The market-implied 1-standard-deviation range for SLI extends from approximately $2.29 on the downside to $3.23 on the upside. A SLI covered call collects premium on an existing long SLI position, trading off upside above the short call strike for immediate income; the short strike selection should reflect the trader's view on whether SLI will breach that level within the expiration window. Current SLI IV rank near 23.76% sits in the lower third of its 1-year distribution, where IV often re-expands toward the mean; this favors premium-buying structures and disadvantages premium-selling structures on SLI at 59.80%. As a Basic Materials name, SLI options can move on sector-level news flow (peer earnings, regulatory updates, industry-specific macro data) in addition to SLI-specific events.
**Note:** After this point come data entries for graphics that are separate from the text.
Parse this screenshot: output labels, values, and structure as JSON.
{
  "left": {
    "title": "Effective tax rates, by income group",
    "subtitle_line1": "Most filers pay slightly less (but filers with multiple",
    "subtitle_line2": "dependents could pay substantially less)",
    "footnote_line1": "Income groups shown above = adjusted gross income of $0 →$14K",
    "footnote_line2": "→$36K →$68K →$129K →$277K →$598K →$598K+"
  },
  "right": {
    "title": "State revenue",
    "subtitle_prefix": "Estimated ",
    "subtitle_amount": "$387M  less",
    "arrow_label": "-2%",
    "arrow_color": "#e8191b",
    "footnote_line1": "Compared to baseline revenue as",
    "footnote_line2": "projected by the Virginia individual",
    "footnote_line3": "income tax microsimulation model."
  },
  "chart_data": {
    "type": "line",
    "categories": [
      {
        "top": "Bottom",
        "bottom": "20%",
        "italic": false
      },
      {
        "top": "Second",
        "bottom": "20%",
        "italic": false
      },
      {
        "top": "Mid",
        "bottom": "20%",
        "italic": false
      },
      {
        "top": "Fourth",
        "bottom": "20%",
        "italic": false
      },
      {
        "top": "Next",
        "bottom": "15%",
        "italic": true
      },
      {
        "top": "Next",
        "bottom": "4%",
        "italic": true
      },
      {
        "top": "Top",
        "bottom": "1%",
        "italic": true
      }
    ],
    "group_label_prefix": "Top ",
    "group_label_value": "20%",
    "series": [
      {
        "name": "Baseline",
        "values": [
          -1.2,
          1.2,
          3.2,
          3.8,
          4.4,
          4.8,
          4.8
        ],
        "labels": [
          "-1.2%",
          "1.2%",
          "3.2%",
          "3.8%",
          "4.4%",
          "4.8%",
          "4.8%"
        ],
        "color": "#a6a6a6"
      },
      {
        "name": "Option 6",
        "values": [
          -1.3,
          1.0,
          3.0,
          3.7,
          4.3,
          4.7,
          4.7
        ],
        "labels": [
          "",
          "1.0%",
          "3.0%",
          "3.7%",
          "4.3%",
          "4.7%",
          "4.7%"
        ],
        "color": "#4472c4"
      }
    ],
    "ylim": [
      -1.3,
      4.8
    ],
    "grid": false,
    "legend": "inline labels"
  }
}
SLI covered call positions are structurally neutral to slightly bullish; the modeled P&L assumes European-style exercise at expiration and ignores early assignment, transaction costs, dividends paid before expiry on the stock leg (when present), and the bid-ask spread on the listed chain. SLI positions also carry Basic Materials sector concentration risk; news flow inside the sector (peer earnings, regulatory shifts, supply-chain headlines) can move SLI alongside the broader basket even when SLI-specific fundamentals are unchanged. Short-premium structures like a covered call on SLI carry tail risk when realized volatility exceeds the implied move; review historical SLI earnings reactions and macro stress periods before sizing. Always rebuild the position from current SLI chain quotes before placing a trade.

Frequently asked questions

What is a covered call on SLI?
A covered call on SLI is the covered call strategy applied to SLI (stock). The strategy is structurally neutral to slightly bullish: A covered call pairs long stock with a short out-of-the-money call, collecting premium and capping upside above the short strike in exchange for income. With SLI stock trading near $2.76, the strikes shown on this page are snapped to the nearest listed SLI chain strike and the premiums come straight from the end-of-day bid/ask midpoint.
How are SLI covered call max profit and max loss calculated?
Max profit equals short-strike minus cost basis plus premium times 100; max loss is cost basis minus premium (at zero). Breakeven is cost basis minus premium. For the SLI covered call priced from the end-of-day chain at a 30-day expiry (ATM IV 59.80%), the computed maximum profit is unbounded per contract and the computed maximum loss is unbounded per contract. Live intraday quotes will differ as the chain moves through the trading session.
What is the breakeven for a SLI covered call?
The breakeven for the SLI covered call priced on this page is no defined breakeven on the modeled curve at expiration, derived from end-of-day chain premiums. Breakeven is the underlying price at which the strategy's P&L crosses zero ignoring transaction costs and assignment risk. The current SLI market-implied 1-standard-deviation expected move is approximately 17.14%; if the move sits well outside the breakeven distance, the structure's risk-reward becomes correspondingly tighter.
When should you consider a covered call on SLI?
Covered calls on SLI are an income strategy run on existing SLI stock positions; traders typically sell calls at 25-35 delta with 30-45 days to expiration to balance premium against upside cap.
How does current SLI implied volatility affect this covered call?
SLI ATM IV is at 59.80% with IV rank near 23.76%, which is on the low end of its 1-year range. Premium-buying structures (long call, long put, debit spreads) are relatively cheap in this regime; premium-selling structures collect less credit per unit risk.